Çözüm süreci denilen dönemde PKK’nın silah depoladığını, devletin ise “Açılım zarara uğramasın” diye askeri ve polisi geri çektiğini iktidar da itiraf ediyor.
Bunca kanlı olaydan sonra “Türk-Kürt” kardeşliği nasıl devam edecek?
PKK’nın siyasi temsilcileri olarak Meclis’e giren HDP milletvekilleri, ilân edilen özerklikleri haklı buluyor, halkı devlet aleyhine kışkırtıyor!
İki eşbaşkan Selahattin Demirtaş ile Figen Yüksekdağ’ın tavırları malûm.
Kadın her fırsatta “Bu yapılanlar iç savaş provası. Biz seçime de, direnişe de hazırız!” diyor.
Demirtaş ise, silahların susması gerektiğini söylerken, PKK çetesine hiçbir şey demiyor!

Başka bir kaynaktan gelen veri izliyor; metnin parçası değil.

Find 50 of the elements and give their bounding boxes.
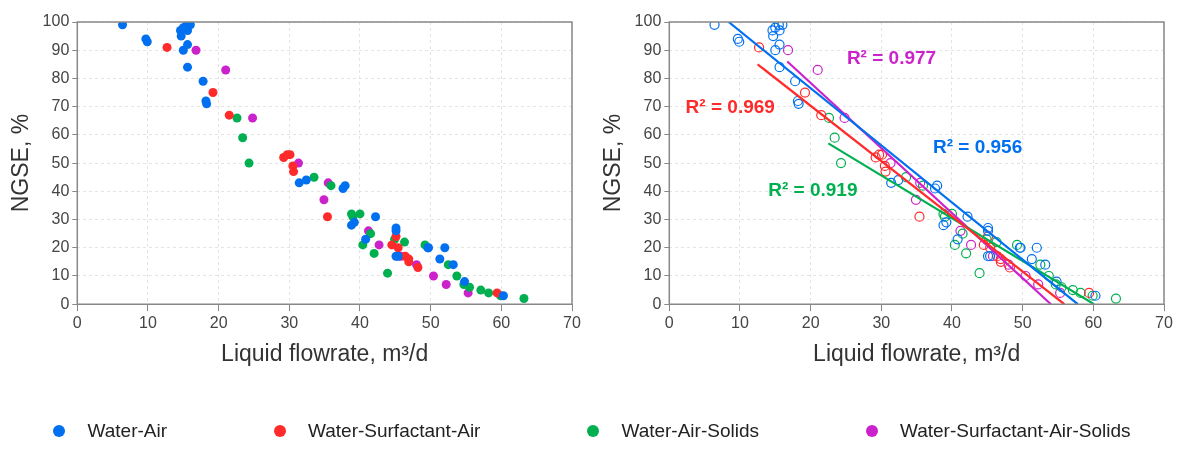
x-tick-label: 10 (139, 314, 157, 332)
legend-label: Water-Air (87, 420, 168, 442)
y-tick-label: 70 (51, 97, 70, 115)
y-tick-label: 30 (643, 209, 662, 227)
y-tick-label: 20 (643, 238, 662, 256)
x-tick-label: 20 (801, 314, 820, 332)
x-tick-label: 50 (421, 314, 440, 332)
x-tick-label: 40 (351, 314, 369, 332)
y-tick-label: 50 (51, 153, 70, 171)
y-tick-label: 40 (643, 181, 662, 199)
y-tick-label: 0 (60, 294, 70, 312)
legend-label: Water-Surfactant-Air (307, 420, 481, 442)
y-tick-label: 20 (51, 238, 70, 256)
annotation: R² = 0.956 (932, 135, 1023, 157)
y-tick-label: 80 (51, 68, 70, 86)
y-tick-label: 10 (643, 266, 662, 284)
y-axis-title: NGSE, % (7, 113, 34, 213)
annotation: R² = 0.969 (685, 96, 775, 118)
y-tick-label: 60 (51, 125, 70, 143)
y-tick-label: 90 (51, 40, 70, 58)
x-axis-title: Liquid flowrate, m³/d (221, 339, 429, 366)
y-tick-label: 40 (51, 181, 70, 199)
x-tick-label: 70 (1155, 314, 1173, 332)
x-tick-label: 0 (664, 314, 674, 332)
x-tick-label: 40 (943, 314, 961, 332)
legend-label: Water-Air-Solids (621, 420, 759, 442)
annotation: R² = 0.977 (846, 47, 937, 69)
y-tick-label: 100 (634, 12, 662, 30)
y-tick-label: 100 (42, 12, 70, 30)
x-tick-label: 10 (731, 314, 749, 332)
x-axis-title: Liquid flowrate, m³/d (813, 339, 1021, 366)
x-tick-label: 0 (72, 314, 82, 332)
y-tick-label: 50 (643, 153, 662, 171)
y-tick-label: 60 (643, 125, 662, 143)
y-axis-title: NGSE, % (599, 113, 626, 213)
x-tick-label: 50 (1013, 314, 1032, 332)
y-tick-label: 10 (51, 266, 70, 284)
x-tick-label: 30 (280, 314, 299, 332)
x-tick-label: 20 (209, 314, 228, 332)
annotation: R² = 0.919 (768, 178, 858, 200)
legend-label: Water-Surfactant-Air-Solids (899, 420, 1131, 442)
x-tick-label: 70 (563, 314, 581, 332)
y-tick-label: 30 (51, 209, 70, 227)
x-tick-label: 60 (492, 314, 511, 332)
y-tick-label: 0 (652, 294, 662, 312)
x-tick-label: 60 (1084, 314, 1103, 332)
y-tick-label: 80 (643, 68, 662, 86)
y-tick-label: 90 (643, 40, 662, 58)
y-tick-label: 70 (643, 97, 662, 115)
x-tick-label: 30 (872, 314, 891, 332)
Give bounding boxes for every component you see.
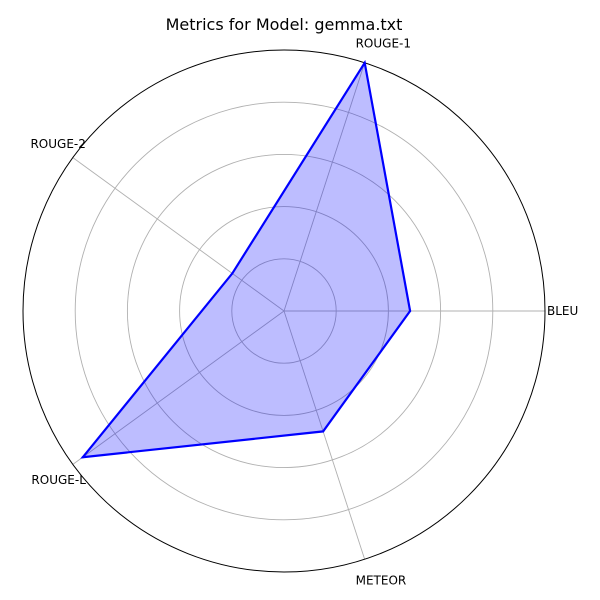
spoke-rouge-2 [72,157,285,312]
axis-label-rouge-l: ROUGE-L [31,473,86,487]
spoke-rouge-1 [283,62,366,312]
series-line [80,59,412,459]
axis-label-rouge-2: ROUGE-2 [30,137,85,151]
axis-label-meteor: METEOR [356,573,407,587]
series-fill-area [82,62,411,458]
axis-label-rouge-1: ROUGE-1 [356,37,411,51]
axis-label-bleu: BLEU [547,304,578,318]
data-point-bleu [408,309,412,313]
outer-circle [22,49,546,573]
chart-title: Metrics for Model: gemma.txt [166,15,403,34]
data-point-meteor [322,430,325,433]
data-layer [80,59,412,459]
grid-layer [22,49,546,573]
data-point-rouge-2 [231,272,234,275]
spoke-rouge-l [72,310,285,465]
data-point-rouge-1 [363,61,366,64]
data-point-rouge-l [81,456,84,459]
spoke-meteor [283,310,366,560]
label-layer: BLEU ROUGE-1 ROUGE-2 ROUGE-L METEOR [30,37,578,588]
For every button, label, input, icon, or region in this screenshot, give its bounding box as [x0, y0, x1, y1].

Oysa saldırıp ortalığı kana bulayanlar PKK’lı caniler! Fakat onlara lâf yok!
Demirtaş’ın söylediği tek doğru söz var:
“Ankara’dakiler evlâtlarını feda edeceğini söylüyor, Enerji Bakanı şehit olmak istiyor. Buyursunlar, Dağlıca’da bir gece nöbet tutsunlar. Ankara’da işkembeden sallamak kolay tabii!”
Evet, bu lâfa diyecek sözüm yok! İktidar hiçbir şey yapmıyor, sadece işkembeden sallıyor! Bu konuda aynı fikirdeyim!